Un ascolto approfondito di “Incontri ravvicinati” ci rivela immediatamente alcune delle direzioni che questi ragazzi hanno deciso di prendere. La natura wholesome dei loro testi non è un segreto, i pronomi più utilizzati sono io, noi e tu: si cerca di coinvolgere l’ascoltatore fin dall’inizio, facendolo entrare in un’ottica di collaborazione che in molti potrebbero apprezzare, evitando contestualmente di antagonizzare terze parti con il ben più “cattivo” voi. Ma se buona parte del loro pubblico sarà contento di sentirsi parte dei cori da stadio che popolano i ritornelli di queste canzoni, è anche grazie al fattore nostalgia che riecheggia fortissimo in questo disco. Sono numerosissime infatti le citazioni pop che troviamo disseminate nelle canzoni, come nel titolo di una delle tracce più riuscite, “Frodo e l’Agente Smith”.

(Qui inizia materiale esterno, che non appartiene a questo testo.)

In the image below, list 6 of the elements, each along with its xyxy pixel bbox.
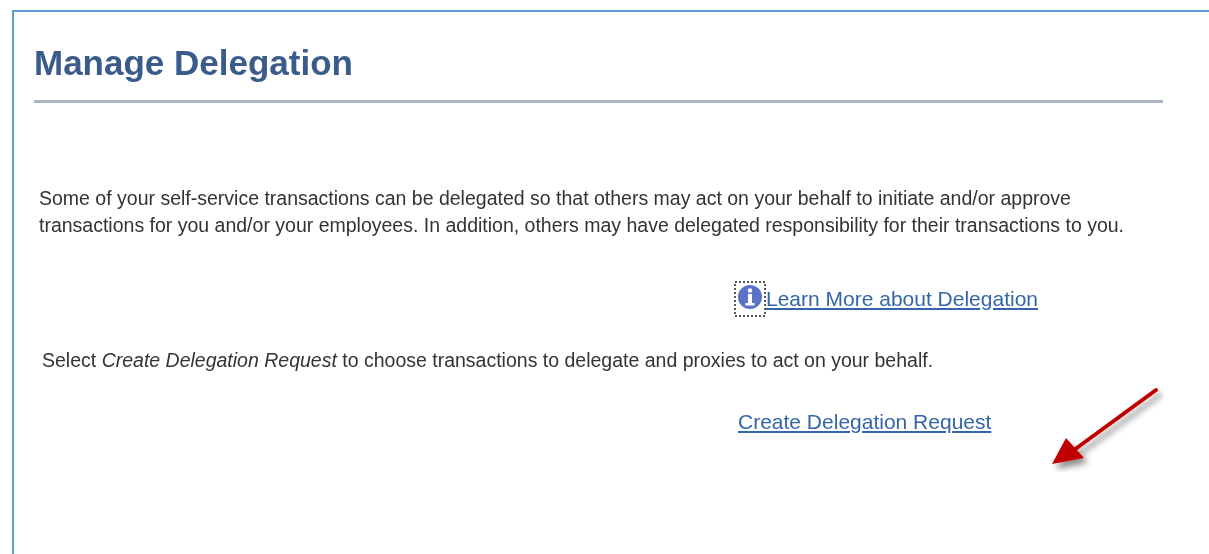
info-icon	[734, 281, 766, 317]
instruction-text: Select Create Delegation Request to choose transactions to delegate and proxies to act on your behalf.	[42, 348, 935, 373]
create-request-link[interactable]: Create Delegation Request	[738, 410, 992, 433]
page-title: Manage Delegation	[34, 42, 354, 84]
intro-paragraph: Some of your self-service transactions can be delegated so that others may act on your behalf to initiate and/or approve transactions for you and/or your employees. In addition, others may have delegated responsibility for their transactions to you.	[39, 186, 1125, 238]
learn-more-link[interactable]: Learn More about Delegation	[766, 287, 1038, 311]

Non vogliamo dirvi troppo altro, anche perché non c’è troppo altro da dire: queste canzoni sono di una semplicità disarmante, spiegarle oltre toglierebbe ogni gusto all’ascolto. Ci sono i synth, ci sono le chitarre, ci sono le percussioni, si canta e si balla. Se volete qualcosa di molto tecnico andate a trovarlo altrove, ma se volete spegnere il cervello (e lo diciamo nel senso migliore del termine) e ascoltare musica che suona bene, state ascoltando il disco giusto. Perché anche per fare pop serve coraggio.